I always use the Spanish pronunciation. Though this may be influenced by the fact that I'm a USAmerican and Spanish is my second language.
In English I just say Lieber-Office, as in Beiber-Office. I have had zero people confused at this pronunciation in the last six years.

(edited to clarify)

That would be easy to pronounce in German, but from the spelling it would never occur to a German that this is the correct pronunciation.

Fun sidenote: Since "Lieber" is German for "Dear" (as in "Dear Office, I am writing this letter to you ...") it would be quite confusing. (Also it would sound grammatically wrong, since "Lieber" is masculine, but Office is not.)

Alternatively "lieber" also means "preferably", so with that interpretation you would sound like saying "preferably Office". Oops.

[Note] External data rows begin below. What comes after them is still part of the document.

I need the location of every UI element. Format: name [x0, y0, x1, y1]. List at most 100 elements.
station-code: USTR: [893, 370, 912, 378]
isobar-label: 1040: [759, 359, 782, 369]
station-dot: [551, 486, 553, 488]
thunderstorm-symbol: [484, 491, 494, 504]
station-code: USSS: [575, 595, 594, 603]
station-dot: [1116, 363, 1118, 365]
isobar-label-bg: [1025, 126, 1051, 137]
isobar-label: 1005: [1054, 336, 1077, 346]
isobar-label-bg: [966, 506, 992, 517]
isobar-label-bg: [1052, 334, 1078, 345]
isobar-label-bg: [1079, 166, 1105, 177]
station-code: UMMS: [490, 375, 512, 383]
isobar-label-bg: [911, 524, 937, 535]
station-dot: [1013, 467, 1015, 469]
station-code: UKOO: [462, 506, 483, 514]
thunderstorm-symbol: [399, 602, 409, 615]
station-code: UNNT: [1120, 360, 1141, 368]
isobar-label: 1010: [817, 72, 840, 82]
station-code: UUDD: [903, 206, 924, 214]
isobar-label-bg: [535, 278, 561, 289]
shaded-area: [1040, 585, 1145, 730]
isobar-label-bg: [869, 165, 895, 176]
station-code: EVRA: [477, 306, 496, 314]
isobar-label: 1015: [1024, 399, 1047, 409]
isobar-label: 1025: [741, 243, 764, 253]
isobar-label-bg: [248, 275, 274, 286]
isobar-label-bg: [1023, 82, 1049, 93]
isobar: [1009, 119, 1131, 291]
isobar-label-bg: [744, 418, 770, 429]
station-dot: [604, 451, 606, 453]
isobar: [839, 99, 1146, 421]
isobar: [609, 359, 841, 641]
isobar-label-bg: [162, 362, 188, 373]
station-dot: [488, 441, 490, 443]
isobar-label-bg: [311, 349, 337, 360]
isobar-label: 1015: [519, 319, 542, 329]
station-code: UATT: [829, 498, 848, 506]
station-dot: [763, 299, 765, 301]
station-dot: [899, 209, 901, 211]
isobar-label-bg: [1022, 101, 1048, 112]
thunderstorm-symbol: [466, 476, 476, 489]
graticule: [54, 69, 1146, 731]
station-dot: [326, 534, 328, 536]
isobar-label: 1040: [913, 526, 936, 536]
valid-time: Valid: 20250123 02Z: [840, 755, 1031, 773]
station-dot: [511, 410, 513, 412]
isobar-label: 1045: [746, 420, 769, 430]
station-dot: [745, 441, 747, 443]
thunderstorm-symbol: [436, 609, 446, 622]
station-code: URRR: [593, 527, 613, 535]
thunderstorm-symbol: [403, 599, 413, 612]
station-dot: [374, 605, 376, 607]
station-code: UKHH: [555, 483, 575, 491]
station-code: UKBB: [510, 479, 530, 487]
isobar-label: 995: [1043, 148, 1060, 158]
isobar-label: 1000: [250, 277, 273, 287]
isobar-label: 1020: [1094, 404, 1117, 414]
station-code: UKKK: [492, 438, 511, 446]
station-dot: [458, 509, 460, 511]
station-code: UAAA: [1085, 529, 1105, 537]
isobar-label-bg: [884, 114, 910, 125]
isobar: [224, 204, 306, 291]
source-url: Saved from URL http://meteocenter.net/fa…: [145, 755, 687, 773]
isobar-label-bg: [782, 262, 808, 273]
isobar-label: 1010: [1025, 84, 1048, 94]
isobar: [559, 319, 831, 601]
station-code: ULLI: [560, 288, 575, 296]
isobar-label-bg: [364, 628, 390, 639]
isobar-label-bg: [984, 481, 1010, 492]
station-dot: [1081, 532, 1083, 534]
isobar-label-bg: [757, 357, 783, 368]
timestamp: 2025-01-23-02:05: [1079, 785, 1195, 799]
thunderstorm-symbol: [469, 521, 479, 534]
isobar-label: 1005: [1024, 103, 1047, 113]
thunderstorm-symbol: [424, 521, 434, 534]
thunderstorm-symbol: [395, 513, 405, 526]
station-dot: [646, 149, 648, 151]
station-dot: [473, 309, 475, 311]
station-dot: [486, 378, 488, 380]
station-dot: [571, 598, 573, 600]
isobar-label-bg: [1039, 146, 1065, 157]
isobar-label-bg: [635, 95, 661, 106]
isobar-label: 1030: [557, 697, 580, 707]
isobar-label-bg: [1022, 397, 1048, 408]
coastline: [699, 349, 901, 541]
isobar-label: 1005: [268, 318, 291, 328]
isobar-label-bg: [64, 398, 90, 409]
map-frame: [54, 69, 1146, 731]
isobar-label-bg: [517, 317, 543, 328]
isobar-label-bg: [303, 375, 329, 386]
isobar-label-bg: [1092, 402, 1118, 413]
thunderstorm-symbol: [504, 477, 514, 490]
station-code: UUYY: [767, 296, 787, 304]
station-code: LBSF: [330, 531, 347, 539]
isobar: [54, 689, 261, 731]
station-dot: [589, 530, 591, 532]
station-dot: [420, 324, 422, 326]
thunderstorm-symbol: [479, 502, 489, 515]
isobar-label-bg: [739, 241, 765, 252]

Asia is the problem. FWIW - its the largest market for open source software and the market that needs it more than any other market. I posted another comment on this thread - but in India, I have had ZERO success with getting people to know what I said ("libby office")
so, neither?

Edit to reflect parent: I do think that's probably easier to pronounce for English-speaking people than both French and Spanish

? Libre is a french word in the first place. How is that hard to pronounce ?
IMO it's unintuitive how to pronounce it to most non-French-speaking people.
But libre mean "free" in French whereas there is no such word in English. Why would it not be more easier for us French speaking peoples?
FWIW, I think the closest English analog would be 'liberated', a synonym of 'free', though not that this a substantial improvement.
That's not what I meant. What I meant is that it is harder to guess how to pronounce it to people that do not know French!
I tend to use the Spanish, because I find the French more awkward to combine with "Office".